Lalu hubungannya apa dengan Rina Nose?
Intinya, saya mau bilang bahwa butuh ketetapan hati dan niat yang tulus dari dalam diri, untuk menjalankan perintah Illahi. Kalau sesuatu dilakukan karena tekanan atau karena ingin terlihat baik di mata orang, yakin deh, nggak akan bisa bertahan lama. Contohnya ya saya sendiri. Pengen pakai jilbab cuma karena ingin terlihat cantik dan anggun, ya nggak jadi-jadi.
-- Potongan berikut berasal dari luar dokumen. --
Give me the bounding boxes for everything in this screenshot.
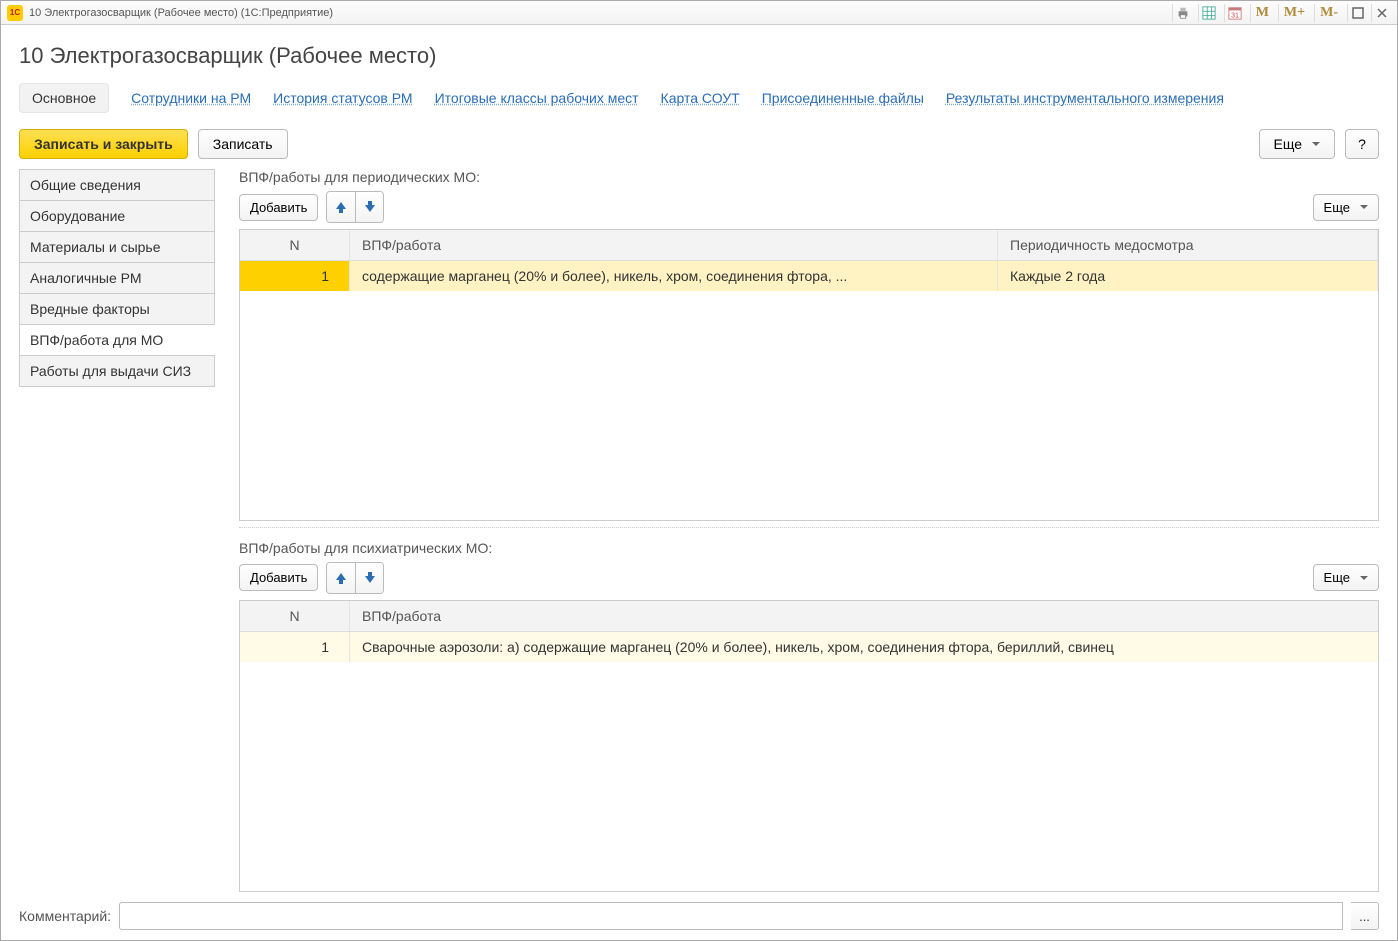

Tapi pada akhirnya, ketika hati sudah mantap, Allah memberi jalan.
Akan halnya dengan Rina Nose memutuskan untuk menanggalkan jilbabnya, mari kita doakan agar Allah merangkulnya kembali. Menghujatnya, apalagi menghina fisiknya, sungguh tak akan mengubah apapun darinya. Jika ada yang berubah pun, mungkin itu ada pada hatinya yang makin terluka oleh kata-kata kita. Malah jadi nambah dosa kan?
Saya jadi ingat teman saya yang laki-laki itu. Ia mengingatkan saya untuk menutup aurat. Itu baik, tapi caranya ngeselin. Kita memang diperintahkan untuk saling nasehat-menasehati dalam kebenaran, tapiiii, pilihlah cara yang paling bisa diterima. Yang santun, yang tidak menghakimi.
Sahabat-sahabat sholihah saya, mereka nggak pernah nyinggung soal penampilan saya yang saat itu belum berjilbab. Tapi kemudian ketika saya berjilbab, Isnaeni ngajak ngaji tiap hari Jumat sepulang sekolah. Irvani, bantu saya dapat jilbab yang lebih layak. Begitu!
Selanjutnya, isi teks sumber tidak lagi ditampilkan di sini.